One of the side effects of the Trumpening is that a lot of people (like me) are finally coming to terms with just how awful the conservative establishment media really is.
But first, a digression…
Some years ago I knew a fellow who I thought was remarkably smart and talented. He absolutely looked the part, knew all the jargon and kept up with the latest developments in the field. It seemed to me that his success was assured.
And yet, time and again, his efforts were thwarted, often on the very brink of breakthrough success. He would work for months to achieve some goal and appear to have things sewn up, and then the bottom would fall out.
He claimed these events were almost always beyond his control, and if they weren’t (that is to say if he made a bad call), he always claimed that he had been given bad information. It was never his fault.
At first, I thought he was just having a bad run of luck, but as his losing streak stretched into its second decade, I had to question my assumptions about his competence and talent. Maybe he wasn’t all that smart. Maybe it wasn’t bad luck. Maybe he failed because he deserved to fail. Basically, he was a loser.
This brings me to National Review and the conservative establishment.
For many years we on the right assumed that the writers at various rightist magazines (which includes Reason and The Weekly Standard) were people like us – people with principles, a unique insight into economics and filled with the conviction to write about what was Right and Just.
And yet, despite their impeccable credentials and sparkling wit, conservatism itself suffered defeat after defeat. Government is bigger, more expensive, less responsive, less effective, less lawful, and the culture has been utterly debased.
There have been some conservative victories, but they came about entirely independently of magazines like National Review. The Pro-life movement is gaining strength thanks to ultrasounds and the Roe Effect. Gun rights were boosted by grassroots efforts in state legislatures and a series of brilliantly conceived and flawlessly executed strategic lawsuits.
The beltway bunch really don’t like either issue, regarding them as divisive. Oh, they may take on a token true believer, but their support for those causes is perfunctory, merely checking the box. They cover the stories and hype the wins, but had nothing to do with it.

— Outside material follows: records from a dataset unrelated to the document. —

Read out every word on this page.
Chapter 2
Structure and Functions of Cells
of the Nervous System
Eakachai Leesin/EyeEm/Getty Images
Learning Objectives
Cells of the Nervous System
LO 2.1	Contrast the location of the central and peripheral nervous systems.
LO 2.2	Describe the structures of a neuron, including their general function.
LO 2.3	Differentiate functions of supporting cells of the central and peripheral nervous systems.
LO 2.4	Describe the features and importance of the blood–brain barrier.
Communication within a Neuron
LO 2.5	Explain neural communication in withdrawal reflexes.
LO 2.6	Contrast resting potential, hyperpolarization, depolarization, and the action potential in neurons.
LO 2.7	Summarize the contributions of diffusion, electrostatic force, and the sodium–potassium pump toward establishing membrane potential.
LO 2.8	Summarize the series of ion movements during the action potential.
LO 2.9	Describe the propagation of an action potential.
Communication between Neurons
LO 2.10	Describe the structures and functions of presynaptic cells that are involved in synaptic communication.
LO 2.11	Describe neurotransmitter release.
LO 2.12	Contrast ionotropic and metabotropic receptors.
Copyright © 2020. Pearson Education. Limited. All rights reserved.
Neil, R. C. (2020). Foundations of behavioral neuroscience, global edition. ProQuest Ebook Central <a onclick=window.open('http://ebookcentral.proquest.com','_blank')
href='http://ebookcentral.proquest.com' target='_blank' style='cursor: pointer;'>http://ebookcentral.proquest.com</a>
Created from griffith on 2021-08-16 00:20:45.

Major inroads have been made in tearing down the liberal media, but once again, that was done entirely outside the Washington/New York conservative corridor. Bomb-throwers like Andrew Breitbart and James O’Keefe took the fight to liberal media and won while the establishment clucked about how coarse the debate had gotten – and who let these roughnecks into the movement, anyway?
A watershed was reached when NR began to purge its staff of everyone who challenged orthodoxy – Coulter, Derbyshire and finally Steyn.
Mark Steyn is perhaps the most important of the three because his case (the Climategate defamation suit) involved the core of what conservative media stands for: free speech. And yet, given an opportunity to fight in open court, they crawled under their desks and hid, hoping white-shoe lawyers would get them sprung on a technicality.
Oh, they still use the legal case for their annual fund-raisers, but only Steyn has made an attempt to fight back. In fact, one might surmise that they want the case to keep going indefinitely for that very reason. Can’t milk a case for donations once it’s dismissed.
Conservative journalists have always been somewhat of a paradox. In a profession that is overwhelmingly liberal, why would people come out and advertise themselves as a member of a hated minority that can only limit their options for success?
The answer was long assumed that these were rebels, men and women of rare courage who were willing to put conviction before profit.
There was of course another possibility. That was that these people figured the job market would be easier (less competition) and the standards of success less demanding (because conservative has been on a long losing streak).
As an extra bonus, from these secure perches, they were free to take potshots at the dimmest of the left, and thereby make themselves seem great wits.
Reading the back and forth between these people and the gifted amateurs (some of them from this strange “alt-right” thing I never heard of before), it’s clear that the “pros” are utterly out of their depth.
I’ve said it before but it bears repeating: These people are supposed to be the greatest communicators the conservative movement can produce. As Trump rose in the polls, they summoned all of their powers, gathered their best and greatest and failed.
They failed to even convince their own side.
This should have made them humble, but instead they’re busy saying that everyone who doesn’t agree with them is stupid. For years they took our money and told us how bright, and insightful we were because we paid for their futile efforts and dutifully followed their lead. Now that we question it, they claim we’re idiots.
If I were Jonah Goldberg, I’d be deeply embarrassed by this. I’d put up a disclaimer that I was drunk or high or both – or that it was written by a parallel bearded me from the “Mirror, Mirror” National Review. (That’s a Star Trek reference. He’s all about them.)
The campaign is really only beginning and much of what passes now will be forgotten by November, but it's still an interesting window into what happened and also provides insight into why Trump isn't trying to win them over. He knows they're useless. For someone widely derieded as an ignorant blowhard, I'd say that's a pretty astute observation.